Incredibly, 83% of patients enrolled in the clinical trial who received treatment with Tec-Dara were still in remission at 3 years This is even more remarkable when you consider the comparator: the study patients in the group who received the typical triplet regimens had only 29% of patients in remission at 3 years. It is evident that immunotherapies are now becoming the new standard of care.
Antibody-drug conjugates
Blenrep® (belantamab mafodotin-blmf) (https://www.myeloma.org/blenrep-belantamab-mafodotin-blmf) is an antibody-drug conjugate (ADC). Blenrep was previously FDA-approved as a mono therapy in late relapse, before re-emerging as an option for earlier-line therapy in combination with either Velcade (https://www.myeloma.org/velcade-bortezomib) or Pomalyst® (https://www.myeloma.org/pomalyst-pomalidomide) (pomalidomide). This unique treatment hooks on to the myeloma cell as an antibody but also delivers a toxin to enhance the destruction of myeloma cells. Blenrep is a very simple therapy to deliver, with most infusions given every 8–12 weeks. Side effects are controlled much better now than before. Blenrep offers yet another way to treat early relapse with a novel immunotherapy drug, giving patients even more choice.
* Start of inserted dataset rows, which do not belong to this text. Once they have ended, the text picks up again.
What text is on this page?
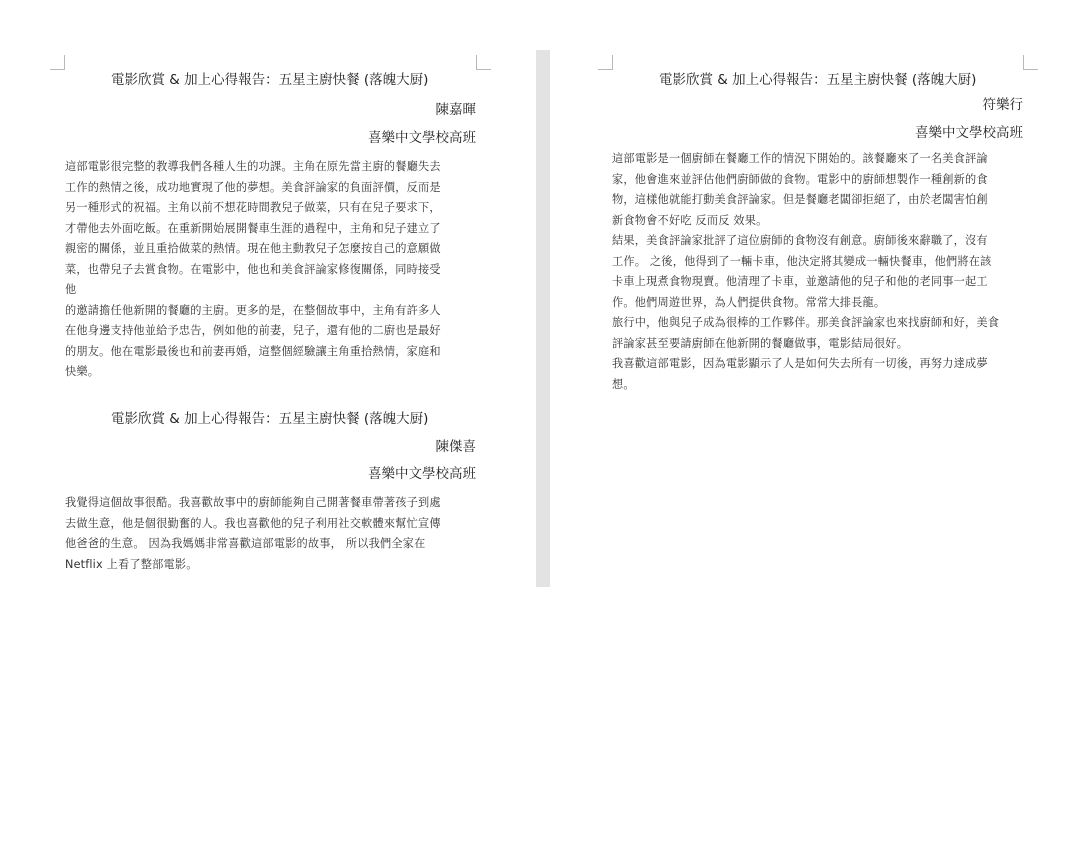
電影欣賞 & 加上心得報告：五星主廚快餐 (落魄大厨)
陳嘉暉
喜樂中文學校高班

這部電影很完整的教導我們各種人生的功課。主角在原先當主廚的餐廳失去

工作的熱情之後，成功地實現了他的夢想。美食評論家的負面評價，反而是

另一種形式的祝福。主角以前不想花時間教兒子做菜，只有在兒子要求下，

才帶他去外面吃飯。在重新開始展開餐車生涯的過程中，主角和兒子建立了

親密的關係，並且重拾做菜的熱情。現在他主動教兒子怎麼按自己的意願做

菜，也帶兒子去賞食物。在電影中，他也和美食評論家修復關係，同時接受

他

的邀請擔任他新開的餐廳的主廚。更多的是，在整個故事中，主角有許多人

在他身邊支持他並給予忠告，例如他的前妻，兒子，還有他的二廚也是最好

的朋友。他在電影最後也和前妻再婚，這整個經驗讓主角重拾熱情，家庭和

快樂。

電影欣賞 & 加上心得報告：五星主廚快餐 (落魄大厨)
陳傑喜
喜樂中文學校高班

我覺得這個故事很酷。我喜歡故事中的廚師能夠自己開著餐車帶著孩子到處

去做生意，他是個很勤奮的人。我也喜歡他的兒子利用社交軟體來幫忙宣傳

他爸爸的生意。 因為我媽媽非常喜歡這部電影的故事， 所以我們全家在

Netflix 上看了整部電影。

電影欣賞 & 加上心得報告：五星主廚快餐 (落魄大厨)
符樂行
喜樂中文學校高班

這部電影是一個廚師在餐廳工作的情況下開始的。該餐廳來了一名美食評論

家，他會進來並評估他們廚師做的食物。電影中的廚師想製作一種創新的食

物，這樣他就能打動美食評論家。但是餐廳老闆卻拒絕了，由於老闆害怕創

新食物會不好吃 反而反 效果。

結果，美食評論家批評了這位廚師的食物沒有創意。廚師後來辭職了，沒有

工作。 之後，他得到了一輛卡車，他決定將其變成一輛快餐車，他們將在該

卡車上現煮食物現賣。他清理了卡車，並邀請他的兒子和他的老同事一起工

作。他們周遊世界，為人們提供食物。常常大排長龍。

旅行中，他與兒子成為很棒的工作夥伴。那美食評論家也來找廚師和好，美食

評論家甚至要請廚師在他新開的餐廳做事，電影結局很好。

我喜歡這部電影，因為電影顯示了人是如何失去所有一切後，再努力達成夢

想。
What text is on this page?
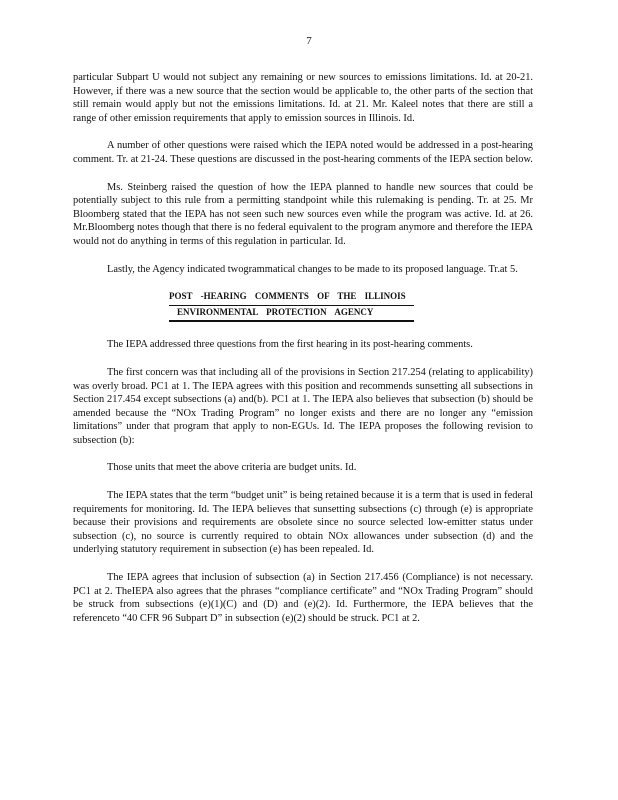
7

particular Subpart U would not subject any remaining or new sources to emissions limitations. Id. at 20-21. However, if there was a new source that the section would be applicable to, the other parts of the section that still remain would apply but not the emissions limitations. Id. at 21. Mr. Kaleel notes that there are still a range of other emission requirements that apply to emission sources in Illinois. Id.

A number of other questions were raised which the IEPA noted would be addressed in a post-hearing comment. Tr. at 21-24. These questions are discussed in the post-hearing comments of the IEPA section below.

Ms. Steinberg raised the question of how the IEPA planned to handle new sources that could be potentially subject to this rule from a permitting standpoint while this rulemaking is pending. Tr. at 25. Mr Bloomberg stated that the IEPA has not seen such new sources even while the program was active. Id. at 26. Mr.Bloomberg notes though that there is no federal equivalent to the program anymore and therefore the IEPA would not do anything in terms of this regulation in particular. Id.

Lastly, the Agency indicated twogrammatical changes to be made to its proposed language. Tr.at 5.

POST -HEARING COMMENTS OF THE ILLINOIS
ENVIRONMENTAL PROTECTION AGENCY

The IEPA addressed three questions from the first hearing in its post-hearing comments.

The first concern was that including all of the provisions in Section 217.254 (relating to applicability) was overly broad. PC1 at 1. The IEPA agrees with this position and recommends sunsetting all subsections in Section 217.454 except subsections (a) and(b). PC1 at 1. The IEPA also believes that subsection (b) should be amended because the “NOx Trading Program” no longer exists and there are no longer any “emission limitations” under that program that apply to non-EGUs. Id. The IEPA proposes the following revision to subsection (b):

Those units that meet the above criteria are budget units. Id.

The IEPA states that the term “budget unit” is being retained because it is a term that is used in federal requirements for monitoring. Id. The IEPA believes that sunsetting subsections (c) through (e) is appropriate because their provisions and requirements are obsolete since no source selected low-emitter status under subsection (c), no source is currently required to obtain NOx allowances under subsection (d) and the underlying statutory requirement in subsection (e) has been repealed. Id.

The IEPA agrees that inclusion of subsection (a) in Section 217.456 (Compliance) is not necessary. PC1 at 2. TheIEPA also agrees that the phrases “compliance certificate” and “NOx Trading Program” should be struck from subsections (e)(1)(C) and (D) and (e)(2). Id. Furthermore, the IEPA believes that the referenceto “40 CFR 96 Subpart D” in subsection (e)(2) should be struck. PC1 at 2.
Stay Tuned for News in SMM, CAR T-cell Therapy and Bispecifics at Frontline, as well as New Agents
It is genuinely hard to believe that these five significant developments have occurred so rapidly and that they have now become the new “norm.” I am so thankful for the many choices we can currently provide for our patients, and I am so enthusiastic about the newer approaches that are on their way. Stay tuned for news in smoldering myeloma, frontline therapy with CAR-T and bispecific antibodies, newer CAR-T agents and new bispecific antibodies – and even TRI-specifics, a new drug class of CELMoD agents, and much, much more. The pace of research continues to accelerate; I am excited to see what the next new norm will be soon as we move closer and closer to a cure.